Les voyageurs qui n’ont certainement pas besoin d’écouter pareilles balivernes pendant tout le trajet – qui dure parfois plus d’une heure sur certaines dessertes – écoutent malgré eux ces conversations fantaisistes qui traduisent on ne peut mieux la décadence des valeurs et des mœurs. Autrefois, dans les bus desservant les communes rurales, seuls les anciens osaient prendre la parole et tout le monde les écoutait religieusement ; il en est qui racontent des histoires vécues et d’autres qui mettent de l’ambiance pour dérider les visages. Leurs discours n’étaient nullement ennuyeux, bien au contraire. On y trouve des voyageurs qui feuillettent qui un journal, qui une revue ou un livre ; les étudiants, les lycéens et même les enfants du primaire révisaient leurs cours ou les apprenaient. Aujourd’hui, tout cela a disparu. Pas moins de la moitié des voyageurs et voyageuses sont au téléphone. Parfois, on met à fond la musique. Les disputes et les altercations sont récurrentes et fréquentes… Un professeur de langue française dans un collège de la région nous a affirmé qu’il emprunte depuis plus de 5 ans les bus et qu’il n’arrive toujours pas à comprendre pourquoi certains voyageurs s’arrangent pour porter atteinte à la quiétude et la tranquillité des autres en parlant au téléphone de la sorte. Il est allé jusqu’à faire la comparaison entre les Algériens et les Européens. Ces derniers, au lieu de parler au téléphone, lisent un livre. Ammi Zoubir, un sexagénaire, qualifie cette mauvaise attitude de «fléau qui s’infiltre de manière pernicieuse dans notre société, il est temps de mettre fin à de tels agissements. »

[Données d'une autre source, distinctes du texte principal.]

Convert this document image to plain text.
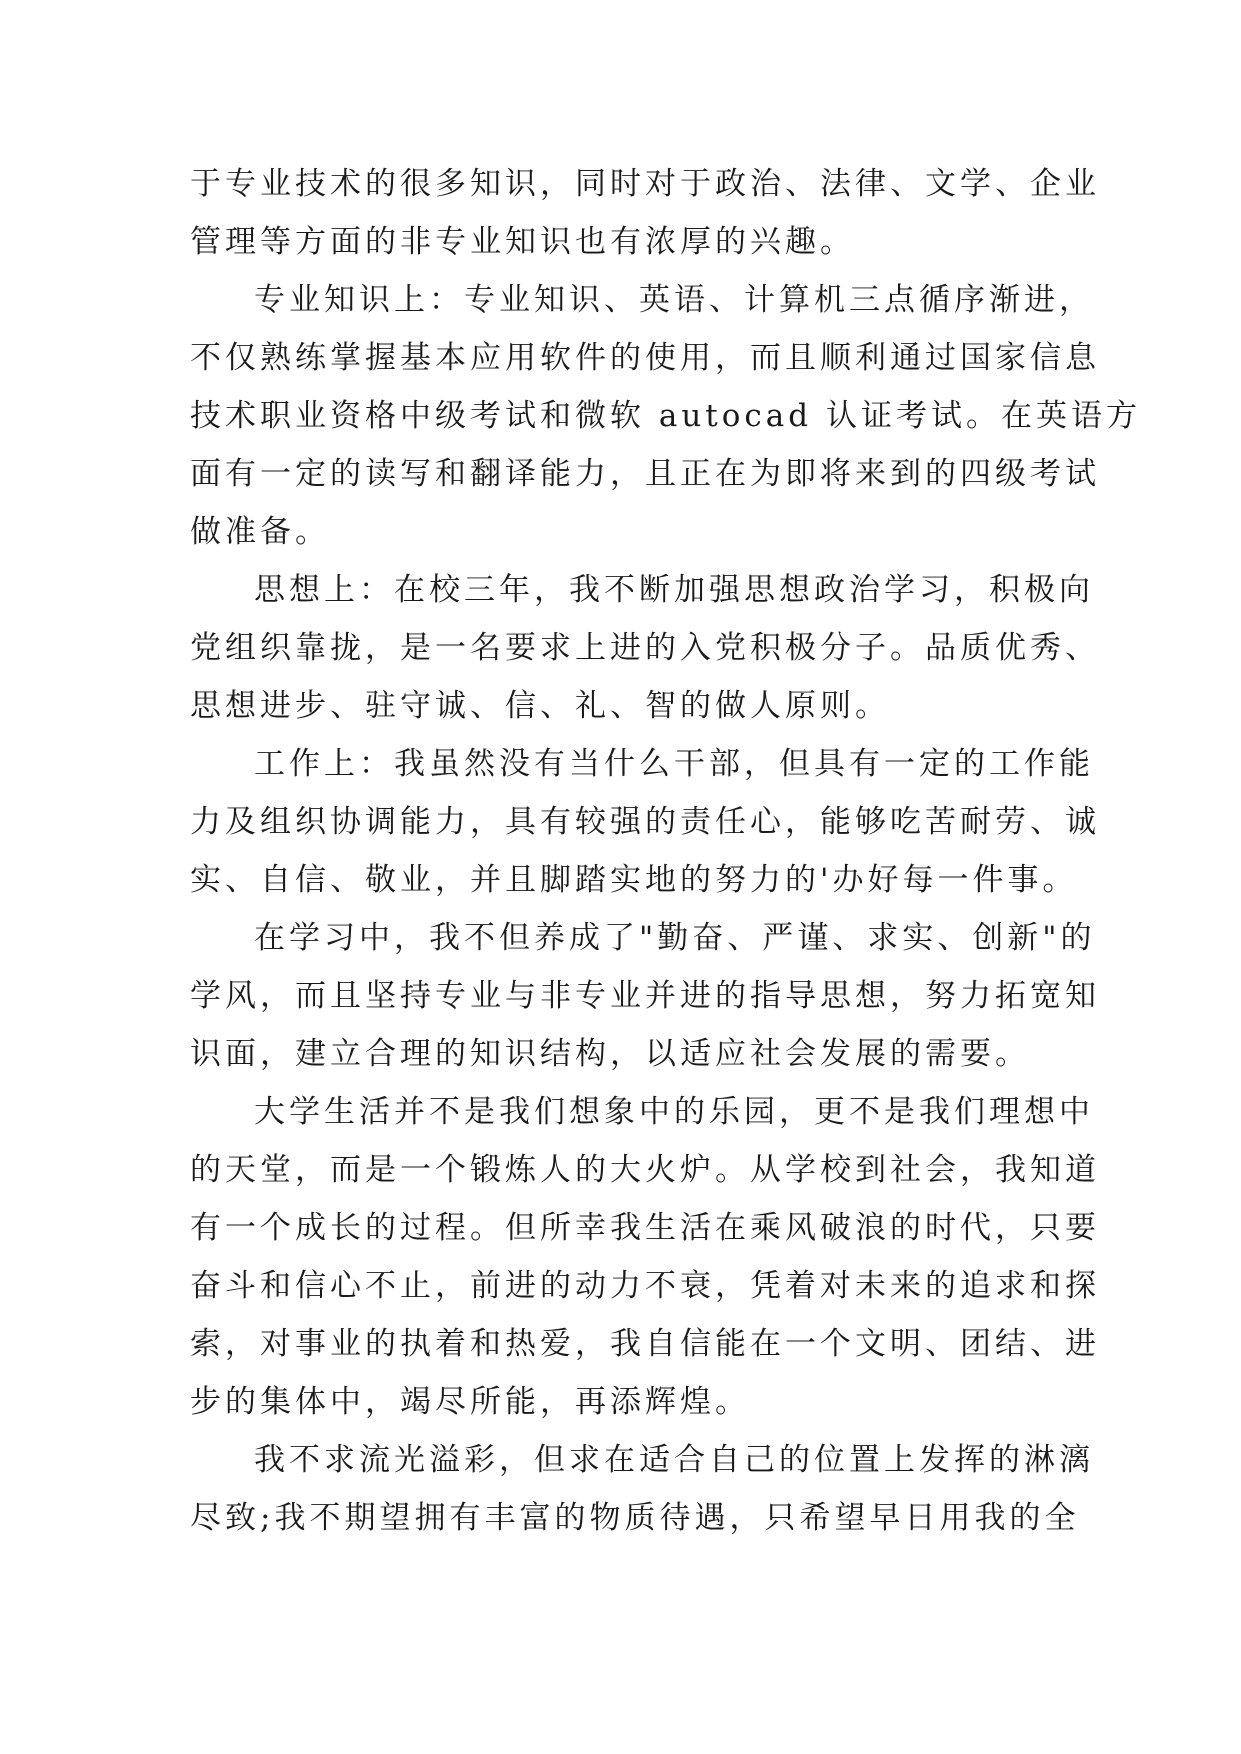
于专业技术的很多知识，同时对于政治、法律、文学、企业
管理等方面的非专业知识也有浓厚的兴趣。
专业知识上：专业知识、英语、计算机三点循序渐进，
不仅熟练掌握基本应用软件的使用，而且顺利通过国家信息
技术职业资格中级考试和微软 autocad 认证考试。在英语方
面有一定的读写和翻译能力，且正在为即将来到的四级考试
做准备。
思想上：在校三年，我不断加强思想政治学习，积极向
党组织靠拢，是一名要求上进的入党积极分子。品质优秀、
思想进步、驻守诚、信、礼、智的做人原则。
工作上：我虽然没有当什么干部，但具有一定的工作能
力及组织协调能力，具有较强的责任心，能够吃苦耐劳、诚
实、自信、敬业，并且脚踏实地的努力的'办好每一件事。
在学习中，我不但养成了"勤奋、严谨、求实、创新"的
学风，而且坚持专业与非专业并进的指导思想，努力拓宽知
识面，建立合理的知识结构，以适应社会发展的需要。
大学生活并不是我们想象中的乐园，更不是我们理想中
的天堂，而是一个锻炼人的大火炉。从学校到社会，我知道
有一个成长的过程。但所幸我生活在乘风破浪的时代，只要
奋斗和信心不止，前进的动力不衰，凭着对未来的追求和探
索，对事业的执着和热爱，我自信能在一个文明、团结、进
步的集体中，竭尽所能，再添辉煌。
我不求流光溢彩，但求在适合自己的位置上发挥的淋漓
尽致;我不期望拥有丰富的物质待遇，只希望早日用我的全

Parfois, ajoute notre interlocuteur, «on entend même des mots déplacés et des expressions vulgaires qui vous mettent hors de vous. Il faut que la direction des Transports décrète des règlements qui garantissent au voyageur paix et quiétude.

Même les scènes de ménage

Thouria de Tlemcen raconte son voyage sur Alger avec l’une de ses amies. Les deux femmes avaient emprunté bus et, au moment où il allait démarrer, le téléphone de son amie sonne. C’était son fiancée qui l’appelait. «Pendant toute la durée du voyage, mon amie n’a pas cessé de parler au téléphone. Nous voyagions de nuit et c’était assez désagréable pour moi et les autres passagers. Deux voyageurs qui étaient près de nous n’arrivaient pas à fermer l’œil. Ma copine avait un malentendu avec son fiancé et c’était la débandade. La jeune fille criait au téléphone et les pauvres voyageurs regardaient sans mot dire.»

Selon notre interlocutrice, la communication a duré plus de huit heures.

Elle dit qu’elle a souffert le martyre et qu’elle était complètement marquée par comportement. «A sa place, j’aurai eu honte », souligne-t-elle, ajoutant qu’elle condamne ouvertement des comportements pareils.

Un transporteur de voyageurs nous fait savoir qu’il n’est pas responsable de ces comportements et qu’il revient aux voyageurs de lutter contre ce phénomène. Il est devenu quasi-impossible de voyager en famille dans de telles circonstances. A qui incombe la responsabilité ? Dans l’espoir de trouver une issue, le voyageur continue de payer cash la facture de ces irresponsables qui pervertissent la société par leur écart de conduite.